第54回 北村憲司准教授 「コロナウイルス騒動」
北村 憲司 准教授

(2020年6月)

 2020年春、新型コロナウイルスで世界中が大混乱である。緊急事態宣言の中、大学も異例づくめで多大な支障を生じ、4・5月は実験停止や講義のオンライン対応に右往左往しながら人のいない研究室や在宅で諸事を淡々とこなすうちに過ぎていった。キャンパスに人が戻り6月半ばには国内移動も解禁されたが、感染のニュースは連日続いている。サイトカインストームという素人には耳慣れない要因で急速に重篤になる人がいる一方で、ほぼ無症状の感染者もかなりいる様で、ワクチンか実際の感染か、結局は集団免疫しか解決策は無いのだろうが、様々な社会活動の復旧に向けて100年前のインフルエンザ(スペイン風邪)の様な大きな第二波・第三波が来ないか、戦々恐々の日々である。 

 「他にない日本独自の方式で、わずか1ヶ月半で今回の流行をほぼ収束させることができ、卓越した模範、、」とは思えないが、日本のゆるい対策で、なぜ感染者数・死者数が他国の様に激増せずに第一波を乗り越えられたのか、世界的には不思議でしかないらしい。日本人の習慣や国民性、自粛中の我慢、何より医療従事者の献身的な踏ん張りの賜物であろうが、運も味方したのか、医療関係者が「たまたまうまくいっただけ」「病院は破綻寸前だった」と言う様に二度目は運には頼れない。イタリアとスペインの患者の解析では、重症化リスクとABO血液型遺伝子等のSNPに連鎖も示唆されるらしく、一部で言われる様な重症化を抑える「ファクターX」が日本人に本当にあるのなら、ぜひ知りたいものだ。 

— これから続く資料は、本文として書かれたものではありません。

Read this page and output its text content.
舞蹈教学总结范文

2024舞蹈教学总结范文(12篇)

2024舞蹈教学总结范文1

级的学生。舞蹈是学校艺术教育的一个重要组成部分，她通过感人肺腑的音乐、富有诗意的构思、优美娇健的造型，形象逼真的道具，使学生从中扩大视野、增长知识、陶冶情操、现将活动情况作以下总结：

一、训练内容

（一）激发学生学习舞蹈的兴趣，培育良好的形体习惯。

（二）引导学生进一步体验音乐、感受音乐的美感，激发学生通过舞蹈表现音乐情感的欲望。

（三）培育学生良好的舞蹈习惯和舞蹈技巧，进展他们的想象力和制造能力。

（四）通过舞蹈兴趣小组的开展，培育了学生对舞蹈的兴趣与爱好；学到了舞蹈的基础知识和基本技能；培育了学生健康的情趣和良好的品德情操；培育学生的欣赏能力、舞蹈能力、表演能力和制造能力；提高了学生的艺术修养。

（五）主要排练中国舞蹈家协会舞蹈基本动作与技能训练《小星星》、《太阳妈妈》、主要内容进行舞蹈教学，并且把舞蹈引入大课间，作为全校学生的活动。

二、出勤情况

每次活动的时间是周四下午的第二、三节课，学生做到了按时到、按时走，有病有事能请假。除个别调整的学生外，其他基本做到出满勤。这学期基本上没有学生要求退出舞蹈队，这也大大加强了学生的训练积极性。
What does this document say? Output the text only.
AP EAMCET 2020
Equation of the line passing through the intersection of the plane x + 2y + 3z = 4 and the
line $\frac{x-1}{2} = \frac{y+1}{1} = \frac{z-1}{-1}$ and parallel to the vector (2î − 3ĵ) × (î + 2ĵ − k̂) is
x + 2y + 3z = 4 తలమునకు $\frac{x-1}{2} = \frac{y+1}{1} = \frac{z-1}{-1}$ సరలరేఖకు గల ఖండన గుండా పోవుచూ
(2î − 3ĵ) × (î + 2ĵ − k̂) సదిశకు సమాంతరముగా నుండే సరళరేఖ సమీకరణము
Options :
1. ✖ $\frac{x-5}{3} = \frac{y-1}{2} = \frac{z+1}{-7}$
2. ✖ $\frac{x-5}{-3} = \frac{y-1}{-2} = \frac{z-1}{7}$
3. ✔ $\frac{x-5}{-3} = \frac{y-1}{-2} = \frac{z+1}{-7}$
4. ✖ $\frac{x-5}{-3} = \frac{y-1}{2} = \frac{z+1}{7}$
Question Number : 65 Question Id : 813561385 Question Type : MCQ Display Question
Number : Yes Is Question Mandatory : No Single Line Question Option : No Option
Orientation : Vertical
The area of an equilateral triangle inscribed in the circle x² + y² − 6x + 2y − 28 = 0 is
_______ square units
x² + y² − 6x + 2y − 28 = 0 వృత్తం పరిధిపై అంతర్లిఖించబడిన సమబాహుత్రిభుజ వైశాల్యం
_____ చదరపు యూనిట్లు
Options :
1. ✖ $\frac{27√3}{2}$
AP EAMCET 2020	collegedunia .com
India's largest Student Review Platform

 それにしても、PCRという言葉がこれほど巷に溢れるとは思いもよらなかった。そもそもPCRを理解している人がどのくらいいるのか(採取した粘膜のと試薬を混ぜれば色が変わって簡単に判定できるイメージ?)、知識があっても実際の操作経験がある人はもっと限られるだろうし、陰性の意味を勘違いしている人も少なくなさそうである。増幅の失敗や非特異的な増幅は誰しも経験するところで、しかも今回の対象はRNAであり、私が見たプロトコルは細胞からの抽出や逆転写の過程を含む面倒な、人力で多検体に十分対応するには大変なものだった。信頼できる抗原検査・抗体検査が可能になっても、それのみに一本化することは無理だろうし、コロナ以外への対応も必要な中、限られた人員と設備、まだまだ手作業頼みの現状でPCR検査の数を劇的に増やせるのか、数だけを増やして意味があるのか、予算はどうするのか、難しい問題が多々あるだろう。しかしながら武漢では威信をかけて二週間で約1000万人の市民の検査を実施し、無症状感染者が300人とのニュースもあった。RNAゲノムのため突然変異速度が速く、データベースで入手可能なSARS-CoV-2ゲノム配列には、WHOが公開している検出用プライマー33種の配列中の26箇所に一塩基以上の変異が認められ、PCRでの検出を逃れるウイルスの可能性も懸念されている。その一方でプロトコルや試薬の改良、半自動化、PCRではない遺伝子増幅法をはじめ、CRISPR技術や、チオフラビンの反応性を利用した簡便な高感度検出法も発表された様だ。こういう時にこそ思いもよらない画期的な方法・発明が出てくるのではと、期待感もある。

 自明ながらウイルスの増殖には宿主が必須であり、今回のSARS-CoV-2の自然宿主はコウモリらしく、ヒト細胞へはアンジオテンシン変換酵素II受容体ACE2を介して感染する。突然に認識能が生じたのか、よくわからないが、意思があるかの様な巧妙さ(したたかさ?)には驚くばかりである。ウイルスに限らず、マラリアなどいまだ防除に苦戦する感染症もまだまだ残っているが、AIDSもいまや不治の病とは言えなくなり、エボラウイルスにもワクチンができつつあると聞く。徹底的なコドン改変によりどんなファージにも感染しない大腸菌はほぼ完成し、少なくとも培養細胞レベルではウイルス耐性の哺乳類細胞誕生のニュースも遠くはないだろう。とは言え、ウイルス耐性の人間などSFの話だ。過去のSARS・MARSの経験と知見が世界的にもCOVID-19で活きたのかはともかく、今後も新型インフルエンザなどのパンデミックは避けられない。よく知られた疾病ゆえ、検査や治療薬の開発・備蓄が粛々と進められているのだろうが、完全な予防は無理だろう。 

 「<正常性バイアス>という言葉がある。自分だけは大丈夫だろうと根拠なく思う性癖である。〜(中略)〜世の中何がおこっても、まるで人ごとと考える人が予想外に多いのが実際である。〜(中略)〜正常性バイアスは誰もが多かれ少なかれ持っているものだ。しかし、このような<疫病>の流行に際しては、この<正常性バイアス>が感染拡大の最大の原因になる。あなたがACE2タンパク質をもっている限り、あなたも間違いなく、感染した世界の250万人の人と同じ確率で感染する。そう思うことがまず大切である(京都新聞 4/27)」永田和宏先生(現JT生命誌館長)が書かれたものだが、6月末の感染者は、アメリカで1日に3万人、世界ののべ感染者数は1000万人に迫っている。どんなハイテクや薬よりも、結局は手洗い・マスク・ディスタンシングに努めることに尽きるのかもしれない。